Dün bahsettiğimiz yazının devamı:
* Gençliğinde Bediüzzaman’a ziyaretlerde bulunan ve lâhikalarda Seyyid Salih olarak adı geçen Özcan, daha sonra genelde münferit olarak çalışmış, Arap dünyasındaki İslamî hareketlerle irtibatlar kurmuş, sahibi olduğu Hilal Yayınevi ve Hilal dergisi vasıtasıyla Seyyid Kutup ve Mevdudî gibi isimlerin eserlerini Türkçeye tercüme ederek yayınlamış bir isim.

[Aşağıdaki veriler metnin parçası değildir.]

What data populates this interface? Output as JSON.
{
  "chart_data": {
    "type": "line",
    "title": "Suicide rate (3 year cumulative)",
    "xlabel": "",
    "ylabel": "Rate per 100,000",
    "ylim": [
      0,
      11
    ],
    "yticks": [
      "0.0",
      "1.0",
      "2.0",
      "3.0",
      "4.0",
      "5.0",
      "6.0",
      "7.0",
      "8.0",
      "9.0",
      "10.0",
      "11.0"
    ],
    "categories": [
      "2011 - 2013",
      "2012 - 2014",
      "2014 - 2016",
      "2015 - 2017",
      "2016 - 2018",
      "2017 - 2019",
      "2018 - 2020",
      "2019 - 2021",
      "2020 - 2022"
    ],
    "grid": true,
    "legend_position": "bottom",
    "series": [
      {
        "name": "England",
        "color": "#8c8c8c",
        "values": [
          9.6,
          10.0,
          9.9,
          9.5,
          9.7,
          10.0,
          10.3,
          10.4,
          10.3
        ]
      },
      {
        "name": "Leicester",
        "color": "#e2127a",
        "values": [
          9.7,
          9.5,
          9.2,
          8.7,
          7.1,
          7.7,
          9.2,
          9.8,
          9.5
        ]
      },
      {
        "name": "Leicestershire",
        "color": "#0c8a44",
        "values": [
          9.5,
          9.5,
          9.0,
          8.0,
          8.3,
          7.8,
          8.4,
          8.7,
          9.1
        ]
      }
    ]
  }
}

Risale-i Nur’un dahilî ve haricî bilumum cereyanlardan bağımsız ve orijinal hizmet metoduyla pek örtüşmeyen bu yaklaşımın, Özcan’la Zübeyir Gündüzalp başta olmak üzere önde gelen Nur talebeleri arasında yol açtığı ihtilâfa dair bilgiler ilgili kaynaklarda mevcut.
* Hilal Yayınlarında doğrudan-dolaylı bir “derin yönlendirme” olup olmadığı konusu, (Hamza Türkmen’in yaptığı) bu açıklamalar muvacehesinde değerlendirilebilir mi?
* Demokratları deviren Kemalistlerin hazırladığı 61 Anayasası solun önünü açmış. Bu durum Kemalist sistem tarafından bir tehdit olarak algılanma aşamasına gelindiğinde de çare, İslamı ideolojik yaklaşımlarla yorumlayıp “önce devlet” vurgusu yapan cereyanların MİT organizasyonu ile topluma lanse edilmesinde aranmış. Hedef, solcu, komünist, Marksist hareketin dizginlenmesi.